Compilations / Mixes
Lionel Weets: Stellar Orchestra
Stellar Orchestra sees Belgium techno producer Lionel Weets following his scene-setting Alien Opera / Through the Universe single with an eighty-four-minute debut album. That Weets, who at one time released tribal techno under the MGMX alias, been heavily influenced by Detroit techno is evident the moment the album's opening track rolls out its irresistibly exuberant swing and Motor City strings. Packed with melodic and rhythmic detail, a typical Stellar Orchestra track is a multi-layered and intricately designed affair wherein beats chug with single-minded purpose and a bold panorama of vocals, strings, and synths swirls overhead—minimal it ain't.
“The Other Life” brings Weets' soulful house sound into clear focus with crisp hi-hats, chunky chords, and synths ushering in the cut and bubbly melodies the effervescent cherry on top. As forceful if rather more melancholic in tone is “Don't Follow Me, I Am Lost,” which derives its epic thrust from insistent house chords and equally insistent strings. The cuts that follow perpetuate the general headrush style of the openers, with each one powered by a metronomically thumping 4/4 pulse and packed with all manner of ornate detail, synthetic and otherwise. Certain cuts do stand out: the rollicking, high-energy swing of “Alien Opera” is well-nigh impossible to resist, as is “The Night Is Ours,” whose jacking techno-funk groove Weets greases up with organ soloing. In addition, the thunderous, low-end pulse driving “Rise of the Dragons” is a wonder to behold, and there's also no denying the jazzy house jubilation and electro-soul that give “Through the Universe” and “Different Ways to Paradise” such impact.
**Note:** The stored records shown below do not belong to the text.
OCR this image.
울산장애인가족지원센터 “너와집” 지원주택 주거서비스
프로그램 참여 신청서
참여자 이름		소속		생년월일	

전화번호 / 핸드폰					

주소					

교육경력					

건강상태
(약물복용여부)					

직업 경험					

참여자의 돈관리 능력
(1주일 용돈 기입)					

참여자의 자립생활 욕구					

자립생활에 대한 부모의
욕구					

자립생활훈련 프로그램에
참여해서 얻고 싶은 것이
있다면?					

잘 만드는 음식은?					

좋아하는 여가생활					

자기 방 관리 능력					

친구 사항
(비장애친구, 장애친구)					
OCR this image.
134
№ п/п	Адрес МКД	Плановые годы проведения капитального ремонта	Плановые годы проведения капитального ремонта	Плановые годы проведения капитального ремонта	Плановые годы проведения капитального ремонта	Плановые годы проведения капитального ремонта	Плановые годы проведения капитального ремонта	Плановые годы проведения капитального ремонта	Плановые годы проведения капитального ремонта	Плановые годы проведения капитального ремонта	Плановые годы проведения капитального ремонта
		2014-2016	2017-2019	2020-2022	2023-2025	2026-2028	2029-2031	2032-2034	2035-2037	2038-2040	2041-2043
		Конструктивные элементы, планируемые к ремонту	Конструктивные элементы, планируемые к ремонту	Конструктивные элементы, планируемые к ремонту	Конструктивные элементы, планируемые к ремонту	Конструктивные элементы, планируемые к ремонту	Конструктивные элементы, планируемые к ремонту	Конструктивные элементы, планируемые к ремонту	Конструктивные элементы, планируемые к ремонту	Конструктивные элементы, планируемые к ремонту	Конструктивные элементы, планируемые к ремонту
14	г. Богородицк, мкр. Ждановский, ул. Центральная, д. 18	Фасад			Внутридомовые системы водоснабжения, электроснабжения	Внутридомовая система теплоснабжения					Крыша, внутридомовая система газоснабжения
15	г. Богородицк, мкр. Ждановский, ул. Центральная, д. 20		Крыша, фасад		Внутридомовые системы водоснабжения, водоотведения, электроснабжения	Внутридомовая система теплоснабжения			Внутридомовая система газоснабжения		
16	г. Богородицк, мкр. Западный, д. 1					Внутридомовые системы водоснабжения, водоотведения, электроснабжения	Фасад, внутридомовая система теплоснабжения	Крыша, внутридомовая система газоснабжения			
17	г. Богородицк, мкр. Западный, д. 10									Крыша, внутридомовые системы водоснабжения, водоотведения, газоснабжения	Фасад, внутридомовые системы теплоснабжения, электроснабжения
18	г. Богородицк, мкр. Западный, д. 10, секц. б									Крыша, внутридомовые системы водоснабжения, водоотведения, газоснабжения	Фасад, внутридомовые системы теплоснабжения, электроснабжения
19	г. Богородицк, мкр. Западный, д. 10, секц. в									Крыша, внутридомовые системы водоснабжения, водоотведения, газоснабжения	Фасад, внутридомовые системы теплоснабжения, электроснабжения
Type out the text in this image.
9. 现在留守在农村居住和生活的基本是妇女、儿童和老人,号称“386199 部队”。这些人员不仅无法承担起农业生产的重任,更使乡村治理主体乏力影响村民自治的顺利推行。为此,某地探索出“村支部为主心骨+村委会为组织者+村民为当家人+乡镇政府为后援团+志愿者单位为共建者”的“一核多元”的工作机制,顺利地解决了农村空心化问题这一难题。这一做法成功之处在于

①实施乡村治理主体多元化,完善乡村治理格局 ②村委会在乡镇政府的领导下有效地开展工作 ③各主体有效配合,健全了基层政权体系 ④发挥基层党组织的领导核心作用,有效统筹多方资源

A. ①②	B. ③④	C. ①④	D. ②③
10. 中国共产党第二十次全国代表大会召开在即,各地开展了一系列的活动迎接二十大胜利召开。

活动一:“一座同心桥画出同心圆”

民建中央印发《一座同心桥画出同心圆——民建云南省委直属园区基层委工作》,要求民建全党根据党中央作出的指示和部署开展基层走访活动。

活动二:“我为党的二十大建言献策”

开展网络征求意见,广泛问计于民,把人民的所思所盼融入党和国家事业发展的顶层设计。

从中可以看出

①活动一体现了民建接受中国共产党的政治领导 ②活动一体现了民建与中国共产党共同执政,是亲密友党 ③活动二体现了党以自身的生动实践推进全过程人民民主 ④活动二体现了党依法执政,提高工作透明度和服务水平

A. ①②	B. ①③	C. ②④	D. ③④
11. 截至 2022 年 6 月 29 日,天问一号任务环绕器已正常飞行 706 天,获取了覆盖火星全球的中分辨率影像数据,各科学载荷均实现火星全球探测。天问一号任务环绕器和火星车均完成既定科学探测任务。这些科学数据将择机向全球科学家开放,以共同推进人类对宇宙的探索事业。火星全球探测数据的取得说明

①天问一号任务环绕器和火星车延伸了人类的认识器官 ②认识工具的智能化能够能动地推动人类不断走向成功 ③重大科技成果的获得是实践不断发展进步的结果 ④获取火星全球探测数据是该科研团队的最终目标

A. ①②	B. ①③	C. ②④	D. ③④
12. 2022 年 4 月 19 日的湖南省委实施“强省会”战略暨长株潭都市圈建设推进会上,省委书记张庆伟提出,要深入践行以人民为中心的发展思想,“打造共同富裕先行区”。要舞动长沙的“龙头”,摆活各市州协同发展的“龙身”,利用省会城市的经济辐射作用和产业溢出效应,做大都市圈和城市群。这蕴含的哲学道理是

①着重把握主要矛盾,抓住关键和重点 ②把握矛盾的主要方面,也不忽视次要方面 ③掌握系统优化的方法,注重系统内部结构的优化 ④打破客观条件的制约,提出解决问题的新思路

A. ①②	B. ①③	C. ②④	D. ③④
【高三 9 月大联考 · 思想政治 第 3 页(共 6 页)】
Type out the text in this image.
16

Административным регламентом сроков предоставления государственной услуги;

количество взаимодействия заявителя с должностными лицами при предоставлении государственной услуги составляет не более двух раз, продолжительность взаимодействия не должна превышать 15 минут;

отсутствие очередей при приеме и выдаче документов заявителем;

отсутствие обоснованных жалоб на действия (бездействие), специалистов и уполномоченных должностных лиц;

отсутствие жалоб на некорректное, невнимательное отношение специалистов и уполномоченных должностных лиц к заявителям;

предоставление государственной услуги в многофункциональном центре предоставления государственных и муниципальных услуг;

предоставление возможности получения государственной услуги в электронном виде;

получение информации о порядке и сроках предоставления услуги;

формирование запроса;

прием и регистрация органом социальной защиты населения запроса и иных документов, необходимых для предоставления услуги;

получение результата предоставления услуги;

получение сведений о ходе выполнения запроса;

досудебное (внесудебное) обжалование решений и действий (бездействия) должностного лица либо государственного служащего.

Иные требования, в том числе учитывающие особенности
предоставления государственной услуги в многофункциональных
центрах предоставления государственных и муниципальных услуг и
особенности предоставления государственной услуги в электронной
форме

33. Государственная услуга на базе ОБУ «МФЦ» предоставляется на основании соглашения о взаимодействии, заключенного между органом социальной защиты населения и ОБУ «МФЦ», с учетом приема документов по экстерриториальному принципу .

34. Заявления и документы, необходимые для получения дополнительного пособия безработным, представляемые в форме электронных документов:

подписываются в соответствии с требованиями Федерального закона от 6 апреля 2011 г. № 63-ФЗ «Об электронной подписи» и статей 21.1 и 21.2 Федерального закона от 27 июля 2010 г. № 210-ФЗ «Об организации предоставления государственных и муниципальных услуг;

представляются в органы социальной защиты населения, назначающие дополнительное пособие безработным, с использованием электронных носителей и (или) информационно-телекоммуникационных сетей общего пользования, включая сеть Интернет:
The quality level is high throughout, and the album can't be faulted on production grounds either. But with all but three of its eleven cuts falling in the seven-minute area, Stellar Orchestra is long and threatens to try the listener's patience when so much of it adheres to a similar tempo and stylistic approach. As good as it is, it's an album that would probably be more effective as a sixty-minute version featuring its eight best tracks.